Following that foray, Vox describes four scenarios of “How it could happen”, that is, a new world war could break out. Each scenario is founded on an initial act of Russian aggression.
Then we arrive at the ‘accident’ thesis: “If an accident or miscalculation were to lead to a border skirmish, all it would take is for the Kremlin to misperceive the fighting as the beginning of an assault toward Moscow and its own doctrine would call for using nuclear weapons. Indeed, it would be the only way to avoid total defeat.” There you have it: ‘It’s not that we here at Vox are clumsy, anti-Russia propagandists. No, no, we’re genuinely concerned that “something” untoward could happen.’

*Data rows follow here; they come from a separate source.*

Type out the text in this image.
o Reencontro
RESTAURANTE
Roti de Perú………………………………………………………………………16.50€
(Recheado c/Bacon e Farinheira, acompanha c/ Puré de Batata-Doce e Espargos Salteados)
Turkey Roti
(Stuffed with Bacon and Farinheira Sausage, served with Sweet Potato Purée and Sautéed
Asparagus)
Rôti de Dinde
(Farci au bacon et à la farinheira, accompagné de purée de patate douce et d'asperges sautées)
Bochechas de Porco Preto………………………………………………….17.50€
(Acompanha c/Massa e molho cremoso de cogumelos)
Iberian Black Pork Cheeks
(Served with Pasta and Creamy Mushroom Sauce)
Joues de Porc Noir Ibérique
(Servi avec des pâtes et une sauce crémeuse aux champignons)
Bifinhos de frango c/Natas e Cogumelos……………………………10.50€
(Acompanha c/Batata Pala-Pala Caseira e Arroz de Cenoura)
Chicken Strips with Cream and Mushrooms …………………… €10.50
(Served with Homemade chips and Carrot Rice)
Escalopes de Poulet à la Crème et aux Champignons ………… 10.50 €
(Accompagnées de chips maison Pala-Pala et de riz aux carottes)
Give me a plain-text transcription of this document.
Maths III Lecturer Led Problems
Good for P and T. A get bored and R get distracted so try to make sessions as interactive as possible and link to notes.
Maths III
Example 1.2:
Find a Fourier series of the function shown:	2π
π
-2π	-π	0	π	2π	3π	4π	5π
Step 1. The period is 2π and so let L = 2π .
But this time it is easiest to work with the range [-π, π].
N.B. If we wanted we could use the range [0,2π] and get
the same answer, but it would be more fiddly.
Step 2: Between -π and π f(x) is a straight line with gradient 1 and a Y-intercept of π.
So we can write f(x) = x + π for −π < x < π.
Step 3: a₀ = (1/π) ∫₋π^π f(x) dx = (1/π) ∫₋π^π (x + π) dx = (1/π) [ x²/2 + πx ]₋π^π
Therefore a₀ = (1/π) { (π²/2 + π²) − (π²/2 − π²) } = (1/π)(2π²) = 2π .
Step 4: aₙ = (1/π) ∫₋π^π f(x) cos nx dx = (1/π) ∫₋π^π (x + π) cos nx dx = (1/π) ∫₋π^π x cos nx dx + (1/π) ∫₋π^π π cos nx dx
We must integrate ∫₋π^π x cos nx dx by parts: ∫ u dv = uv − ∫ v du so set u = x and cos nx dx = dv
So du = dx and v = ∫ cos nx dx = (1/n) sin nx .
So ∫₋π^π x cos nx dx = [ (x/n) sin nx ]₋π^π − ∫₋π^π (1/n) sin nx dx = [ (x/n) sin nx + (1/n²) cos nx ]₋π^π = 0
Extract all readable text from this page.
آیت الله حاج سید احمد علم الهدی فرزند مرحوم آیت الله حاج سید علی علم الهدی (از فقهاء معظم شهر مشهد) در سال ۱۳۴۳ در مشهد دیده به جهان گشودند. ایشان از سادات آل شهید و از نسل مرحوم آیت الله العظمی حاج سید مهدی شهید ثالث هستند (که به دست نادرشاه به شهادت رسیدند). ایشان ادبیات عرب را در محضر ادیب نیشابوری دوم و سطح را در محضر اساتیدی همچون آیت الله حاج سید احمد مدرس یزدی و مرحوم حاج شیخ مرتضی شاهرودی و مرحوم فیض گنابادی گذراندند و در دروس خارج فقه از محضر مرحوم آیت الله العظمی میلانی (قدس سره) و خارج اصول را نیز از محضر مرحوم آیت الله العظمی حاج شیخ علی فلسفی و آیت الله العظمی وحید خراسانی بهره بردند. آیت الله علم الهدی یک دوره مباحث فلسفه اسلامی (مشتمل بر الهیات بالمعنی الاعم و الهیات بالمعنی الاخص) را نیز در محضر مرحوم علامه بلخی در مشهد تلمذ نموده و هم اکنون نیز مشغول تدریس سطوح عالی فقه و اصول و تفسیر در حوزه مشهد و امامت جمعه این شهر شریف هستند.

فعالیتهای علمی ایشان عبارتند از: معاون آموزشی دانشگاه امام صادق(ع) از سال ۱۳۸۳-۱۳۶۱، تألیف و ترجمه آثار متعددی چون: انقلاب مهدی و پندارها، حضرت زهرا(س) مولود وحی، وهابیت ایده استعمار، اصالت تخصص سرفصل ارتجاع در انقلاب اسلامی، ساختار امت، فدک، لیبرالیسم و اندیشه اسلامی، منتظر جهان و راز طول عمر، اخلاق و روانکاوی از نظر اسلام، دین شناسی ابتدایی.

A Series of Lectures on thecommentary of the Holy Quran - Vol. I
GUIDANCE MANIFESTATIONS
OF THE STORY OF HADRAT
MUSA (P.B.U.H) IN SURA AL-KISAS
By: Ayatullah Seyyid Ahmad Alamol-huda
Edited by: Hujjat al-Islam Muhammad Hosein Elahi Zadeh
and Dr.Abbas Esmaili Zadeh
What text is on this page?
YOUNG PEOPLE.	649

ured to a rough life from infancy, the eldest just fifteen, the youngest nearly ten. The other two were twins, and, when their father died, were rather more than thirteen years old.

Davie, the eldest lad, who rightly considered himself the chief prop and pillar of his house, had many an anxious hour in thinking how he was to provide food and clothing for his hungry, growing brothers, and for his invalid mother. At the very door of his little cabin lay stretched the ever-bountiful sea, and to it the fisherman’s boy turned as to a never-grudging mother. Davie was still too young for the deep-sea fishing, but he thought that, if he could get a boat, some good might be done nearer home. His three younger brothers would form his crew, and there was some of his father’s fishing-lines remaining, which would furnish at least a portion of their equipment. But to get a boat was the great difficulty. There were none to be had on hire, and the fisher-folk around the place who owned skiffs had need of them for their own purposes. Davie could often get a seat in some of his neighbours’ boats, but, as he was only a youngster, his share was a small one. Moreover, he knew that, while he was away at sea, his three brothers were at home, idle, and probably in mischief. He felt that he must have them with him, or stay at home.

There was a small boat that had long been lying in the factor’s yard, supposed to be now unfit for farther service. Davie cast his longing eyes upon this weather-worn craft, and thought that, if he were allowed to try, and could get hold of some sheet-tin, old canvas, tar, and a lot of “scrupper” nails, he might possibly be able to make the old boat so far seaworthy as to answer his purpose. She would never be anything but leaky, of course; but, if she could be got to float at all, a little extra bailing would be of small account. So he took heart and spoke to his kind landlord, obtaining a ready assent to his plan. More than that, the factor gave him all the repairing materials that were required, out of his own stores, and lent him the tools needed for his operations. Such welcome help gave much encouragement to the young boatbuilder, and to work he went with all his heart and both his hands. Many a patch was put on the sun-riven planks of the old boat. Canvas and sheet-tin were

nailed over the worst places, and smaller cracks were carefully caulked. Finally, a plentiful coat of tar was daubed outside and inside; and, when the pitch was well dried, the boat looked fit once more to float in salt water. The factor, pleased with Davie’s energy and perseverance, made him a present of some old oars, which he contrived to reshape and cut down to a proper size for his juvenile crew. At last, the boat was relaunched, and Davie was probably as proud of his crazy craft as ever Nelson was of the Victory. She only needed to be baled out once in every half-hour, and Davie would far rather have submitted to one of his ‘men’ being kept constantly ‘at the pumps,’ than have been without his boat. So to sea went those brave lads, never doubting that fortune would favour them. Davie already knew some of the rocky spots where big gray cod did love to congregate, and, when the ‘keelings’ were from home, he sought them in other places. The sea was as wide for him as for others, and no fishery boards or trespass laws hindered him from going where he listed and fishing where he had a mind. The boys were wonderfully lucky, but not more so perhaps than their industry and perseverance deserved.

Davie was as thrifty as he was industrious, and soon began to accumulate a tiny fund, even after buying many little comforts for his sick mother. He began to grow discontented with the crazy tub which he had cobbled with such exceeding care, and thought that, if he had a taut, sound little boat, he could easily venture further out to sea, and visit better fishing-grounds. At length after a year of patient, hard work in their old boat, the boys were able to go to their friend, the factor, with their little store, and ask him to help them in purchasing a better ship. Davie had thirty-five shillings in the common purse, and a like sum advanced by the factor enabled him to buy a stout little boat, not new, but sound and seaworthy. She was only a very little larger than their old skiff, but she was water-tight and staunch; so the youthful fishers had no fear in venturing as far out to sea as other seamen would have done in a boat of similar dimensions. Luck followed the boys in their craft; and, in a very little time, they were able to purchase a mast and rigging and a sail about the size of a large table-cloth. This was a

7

Part nine of the 12-part article returns us to the original theme: “The nuclear dangers: How Putin is pushing us back to the brink”. From there to the end it is full-on ‘Putin is playing with nuclear fire and, gosh, we folks here at Vox think you should know about it.’
As we wrote at the outset of this commentary, go to the many serious writers at the Nuclear war danger web page to read about today’s war danger in Europe. If you want slick propaganda and have a lurid interest in hypothetical war games scenarios, Vox is a recommended read.